Phototherapy (UVA, UVB, and Grenz)

Narrowband ultraviolet light (UVB) has been shown experimentally in mice to suppress contact hypersensitivity reactions [44]. UVB has been used effectively in the management of ACD of the hands [45], and is a mainstay in the management of moderate to severe AD. Psoralen photochemotherapy (PUVA) is less commonly utilized now that UVB units are widely available, easier to use, and have less potential adverse effects. However, PUVA has been used to treat virtually all types of hand dermatitis, including ACD [46]. It allows for deeper penetration and may be more efficacious when compared to UVB treatment for hand dermatitis [47]. Topical PUVA therapy has been associated with a greater frequency in phototoxic reactions [48].

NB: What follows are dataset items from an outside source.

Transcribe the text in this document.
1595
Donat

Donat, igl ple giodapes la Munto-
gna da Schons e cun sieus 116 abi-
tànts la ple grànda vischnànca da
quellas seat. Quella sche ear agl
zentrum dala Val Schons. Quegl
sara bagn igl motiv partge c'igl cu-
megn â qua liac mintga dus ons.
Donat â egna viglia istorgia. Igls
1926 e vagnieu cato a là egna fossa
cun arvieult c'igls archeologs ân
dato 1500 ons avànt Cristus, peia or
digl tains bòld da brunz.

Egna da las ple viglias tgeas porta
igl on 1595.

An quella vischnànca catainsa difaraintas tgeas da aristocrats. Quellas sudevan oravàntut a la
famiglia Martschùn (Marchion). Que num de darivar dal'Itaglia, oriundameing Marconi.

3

Superficial X-ray therapy and Grenz ray therapy (GRT) are two types of ionizing radiation that have been used to treat inflammatory skin conditions such as chronic hand dermatitis. While studies have shown combination superficial X-ray therapy and topical therapy is more efficacious than topical therapy alone for chronic hand eczema [49, 50], support for GRT has been mixed, with one study showing no benefit over placebo in chronic hand eczema [51]. However, a study of six subjects with patch-test-confirmed type IV hypersensitivity to nickel was able to demonstrate that GRT on the back prior to repeat patch testing could suppress the clinical manifestation of a positive patch test [52]. It has also been reported that while GRT may not improve irritant contact dermatitis [53], patients with ACD that are poorly responsive to topical corticosteroids may see an improvement with the combination of GRT and topical corticosteroids when compared to topical treatment alone [54, 55]. A cross-sectional survey mailed to patients treated with GRT between 1990 and 2001 looked at efficacy and patient perception of GRT in patients with dermatoses refractory to other medical therapy. Of the patients with an eczematous dermatitis who responded to the survey, 71 % felt that GRT significantly decreased the severity and discomfort of their disease. When looking at patients with the diagnosis of ACD, 72 % of patients felt that GRT significantly decreased the severity and discomfort of their disease, and 77 % of patients indicated they would use GRT again [56].